D.J. Waldie and going green at Antioch College
What stories do you tell about Los Angeles? "I think the stories we tell about the places in which we live have a shaping power over the future of those places," said D.J. Waldie, author of Holy Land: A Suburban Memoir, at Antioch College Los Angeles yesterday. "To nurture a sustainable Los Angeles and make us more native to our place, the first need is a healthy ecology of hope, an environment of stories."
D.J. Waldie was the keynote speaker for a half-day event at Antioch -- titled "Urban Sustainability and Social Justice: An Invited Community Dialogue" -- called to start this small Culver City college down a more enviro-friendly path. Sustainability's a big goal for Antioch's new president, Neal King (right), who's already signed the American College & University Presidents Climate Commitment -- committing Antioch to performing an emissions inventory and, within 2 years, setting a target date and interim milestones for becoming climate neutral.
And D.J. Waldie's speech set the tone for the day:
Consider how you and I might gain what could be called a "moral imagination" -- the means to write ourselves into the story of the places we will make our home and their redemptive mix of tragedies and joys ... stories that will contain a share of failure and heroism....
A sustainable Los Angeles would be a city and a region that met current human needs and the needs of the environment in ways that are just, economically efficient, grounded in history, and based on the best available science without compromising either the welfare or the dreams of future generations.
[left: Jenny Price, writer and Friends of the LA River activist, with D.J. Waldie]
Post-speech, I took part in a panel discussing urban sustainability -- after which we broke out into small working groups to discuss how exactly Antioch could go green.

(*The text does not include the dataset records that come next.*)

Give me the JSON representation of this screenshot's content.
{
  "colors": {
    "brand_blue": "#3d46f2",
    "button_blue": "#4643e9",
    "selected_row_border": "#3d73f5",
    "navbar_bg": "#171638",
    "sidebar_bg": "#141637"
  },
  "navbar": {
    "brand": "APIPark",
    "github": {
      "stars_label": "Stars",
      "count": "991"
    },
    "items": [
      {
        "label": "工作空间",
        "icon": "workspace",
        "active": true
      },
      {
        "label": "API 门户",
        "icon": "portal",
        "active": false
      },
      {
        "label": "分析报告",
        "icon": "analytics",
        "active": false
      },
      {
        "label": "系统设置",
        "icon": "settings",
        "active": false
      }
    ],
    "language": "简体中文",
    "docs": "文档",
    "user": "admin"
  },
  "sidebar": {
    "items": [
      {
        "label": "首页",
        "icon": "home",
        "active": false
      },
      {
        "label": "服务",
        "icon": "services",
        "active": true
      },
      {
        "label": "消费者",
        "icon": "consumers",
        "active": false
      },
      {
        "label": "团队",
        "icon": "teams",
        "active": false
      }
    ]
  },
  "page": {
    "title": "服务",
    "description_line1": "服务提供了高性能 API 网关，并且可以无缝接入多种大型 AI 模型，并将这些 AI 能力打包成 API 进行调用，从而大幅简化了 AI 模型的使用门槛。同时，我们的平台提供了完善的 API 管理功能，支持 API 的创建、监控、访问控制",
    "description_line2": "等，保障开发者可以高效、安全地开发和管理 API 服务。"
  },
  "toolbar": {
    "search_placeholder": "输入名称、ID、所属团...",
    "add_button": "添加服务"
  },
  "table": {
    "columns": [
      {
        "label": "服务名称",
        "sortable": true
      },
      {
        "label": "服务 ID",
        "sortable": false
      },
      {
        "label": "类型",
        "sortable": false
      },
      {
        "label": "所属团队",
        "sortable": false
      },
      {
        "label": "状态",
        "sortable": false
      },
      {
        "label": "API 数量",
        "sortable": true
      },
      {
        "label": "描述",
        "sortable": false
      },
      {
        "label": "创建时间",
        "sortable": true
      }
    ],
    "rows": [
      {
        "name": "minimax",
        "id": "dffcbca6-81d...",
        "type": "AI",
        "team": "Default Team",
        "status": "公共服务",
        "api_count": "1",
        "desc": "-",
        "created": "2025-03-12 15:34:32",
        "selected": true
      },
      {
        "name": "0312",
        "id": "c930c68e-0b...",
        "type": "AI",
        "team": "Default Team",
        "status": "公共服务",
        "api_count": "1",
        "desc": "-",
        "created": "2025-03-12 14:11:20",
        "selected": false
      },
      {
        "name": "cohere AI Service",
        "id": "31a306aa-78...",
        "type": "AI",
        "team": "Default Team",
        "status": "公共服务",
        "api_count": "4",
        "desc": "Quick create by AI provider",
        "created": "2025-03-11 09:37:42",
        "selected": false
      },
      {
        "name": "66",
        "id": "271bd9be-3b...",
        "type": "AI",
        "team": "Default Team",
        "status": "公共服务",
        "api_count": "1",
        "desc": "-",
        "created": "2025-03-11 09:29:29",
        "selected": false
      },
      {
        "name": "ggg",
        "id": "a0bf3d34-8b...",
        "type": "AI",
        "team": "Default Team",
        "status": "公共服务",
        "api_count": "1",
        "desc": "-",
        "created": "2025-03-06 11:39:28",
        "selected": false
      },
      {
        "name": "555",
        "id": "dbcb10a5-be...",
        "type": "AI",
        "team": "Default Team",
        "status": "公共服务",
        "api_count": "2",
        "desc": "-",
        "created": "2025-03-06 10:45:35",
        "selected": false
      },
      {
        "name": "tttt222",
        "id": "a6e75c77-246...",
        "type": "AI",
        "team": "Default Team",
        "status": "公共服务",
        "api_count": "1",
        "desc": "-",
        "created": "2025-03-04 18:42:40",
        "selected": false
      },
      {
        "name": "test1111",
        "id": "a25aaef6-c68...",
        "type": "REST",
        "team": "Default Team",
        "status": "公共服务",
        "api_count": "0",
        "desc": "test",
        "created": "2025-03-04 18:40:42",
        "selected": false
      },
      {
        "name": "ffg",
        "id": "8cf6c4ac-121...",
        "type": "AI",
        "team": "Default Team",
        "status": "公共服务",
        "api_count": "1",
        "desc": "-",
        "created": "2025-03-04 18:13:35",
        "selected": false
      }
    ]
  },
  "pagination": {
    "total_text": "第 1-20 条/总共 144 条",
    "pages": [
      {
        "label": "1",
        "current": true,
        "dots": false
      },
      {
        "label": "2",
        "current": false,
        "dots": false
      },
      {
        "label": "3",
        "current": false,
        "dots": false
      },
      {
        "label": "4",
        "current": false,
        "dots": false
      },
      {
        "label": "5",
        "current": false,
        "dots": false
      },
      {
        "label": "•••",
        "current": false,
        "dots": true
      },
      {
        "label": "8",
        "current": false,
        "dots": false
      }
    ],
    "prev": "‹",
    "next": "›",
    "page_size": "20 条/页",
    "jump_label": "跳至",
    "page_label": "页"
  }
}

Antioch being a commuter school, many of the solutions focused on transportation issues, with ideas ranging from encouraging carpooling (via neighbor match-up programs to parking privileges to shuttle services) to working with the Culver City Bus to run later buses for students with classes that end at 10 pm to providing good bike maps.
The event itself was enviro-friendly too, with fair trade, organic, shade grown coffee served only in reusable mugs, recycling bins galore, and no plastic water bottles in sight.
On a sidenote: Isn't President King like the most powerful-sounding title ever?
Speaking of colleges going green: UCLA too had a green event yesterday, launching its Leaders in Sustainability emphasis. I didn't make it though, because I went to Green Drinks instead. Anyone go?
De-car-ing: Carpooled with Jenny Price, both to and from Antioch. For Green Drinks, I took Flexcar.
Photos by Siel

Nice article. Antioch Los Angeles is a campus of Antioch University. Antioch College WAS a residential undergraduate liberal arts college in Yellow Springs, Ohio.
Antioch College had long been a leader in social, economic and environmental activism. It is now closed due to incompetent, unethical and possibly illegal management by the Antioch University Board of Trustees and their administration.
It is a common error to conflate the College and the University as the 156 year history of the College and the academic and professional reputation of its faculty and alumni in so many fields of endeavor, would lead one to assume that some symbiosis exists between the two. However this assumption is in error. Though the University and the other campuses continue to appropriate the history and mission of the College, including listing alumni of the College as alumni of the University, no such symbiosis exists.
I am glad to let the University's campuses bask in the reflected glory of the College, I only wish the staff, students and administration of those campuses had desire and influence to protect and defend their mother from the pernicious control of her current caretakers.
Travis Sanford
Antioch College Class of 1994
Portland, Oregon
Posted by: Travis Sanford | May 19, 2008 at 12:04 PM
The university system as far as I know did nothing to help the college stay open. This article should be about why the Antioch university system did not support or work to try keep the college open. Why execatly did they not reach out and help is unknown. The university system and I can speak of McGregor in Yellow Springs. They wanted absolutely NOTHING to do with the college during my time there. In fact they went to great distances to seperate themselves from us, except for the name and of course money. Hooray Hoorah for Antioch L.A., but they would not be anything if it were not for a small school in Yellow Springs ,Ohio.
Oh yeah to the board, we have never seem such pitiful -misguided leadership and you know inside that you
should have never closed the college. All of that chaos over the last four years and for what? The students really scared you that much huh?
In Shock,
Geoffrey Bland
Antioch College Class of 2006
Flagstaff, Arizona
Posted by: Geoffrey Bland | May 19, 2008 at 03:21 PM
I, too, am an alumnus of Antioch COLLEGE. I, too, am outraged at the opportunism and bad faith displayed by the Antioch UNIVERSITY's Board of Trustees in cheapening the Antioch "brand".
It's a very sad time for my alma mater...but, in the proud Antioch College tradition, I predict that Antioch (and Antiochians) will not go gentle. The struggle to save our college and its good name continues.